Passage
then hear thou in heaven, and do, and judge thy servants, condemning the wicked, to bring his way upon his own head, and justifying the righteous, to give him according to his righteousness.
then hear thou in heaven, and do, and judge thy servants, condemning the wicked, to bring his way upon his own head, and justifying the righteous, to give him according to his righteousness.
1 Kings 8:30 And hearken thou to the supplication of thy servant, and of thy people Israel, when they shall pray toward this place: yea, hear thou in heaven thy dwelling-place; and when thou hearest, forgive.

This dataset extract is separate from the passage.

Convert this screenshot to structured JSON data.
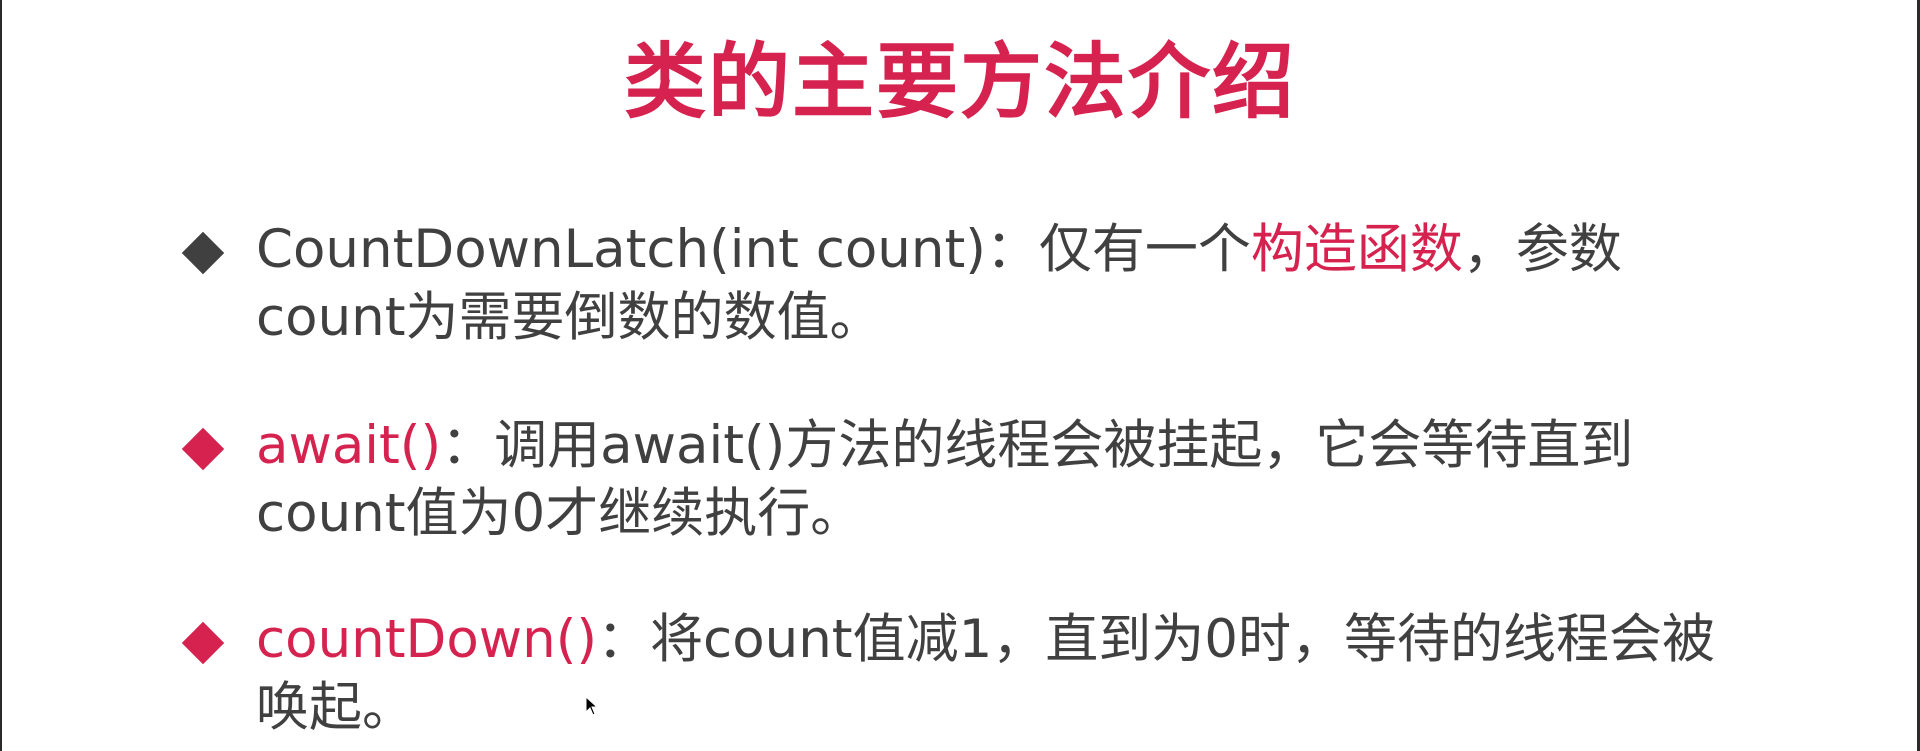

1 Kings 8:31 If a man sin against his neighbor, and an oath be laid upon him to cause him to swear, and he come [and] swear before thine altar in this house;
1 Kings 8:32 then hear thou in heaven, and do, and judge thy servants, condemning the wicked, to bring his way upon his own head, and justifying the righteous, to give him according to his righteousness.
1 Kings 8:33 When thy people Israel are smitten down before the enemy, because they have sinned against thee; if they turn again to thee, and confess thy name, and pray and make supplication unto thee in this house:
1 Kings 8:34 then hear thou in heaven, and forgive the sin of thy people Israel, and bring them again unto the land which thou gavest unto their fathers.
The verse centers on "condemn", "hear", "thou", "heaven", "judge", "servants", "condemning", and "wicked". It is saying that the verse draws attention to "condemn" and "hear", so its meaning should be read from those terms before moving to application.
The nearby context moves from verse 31's "If a man sin against his neighbor..." into verse 33's "When thy people Israel are smitten down...", so "condemn" and "hear" belong inside that flow. In 1 Kings context, the local focus is covenant, worship, and faithfulness.
A plain takeaway is to answer the verse's own emphasis on "condemn" and "hear" with trust shaped by these words, not by a vague optimism outside the passage.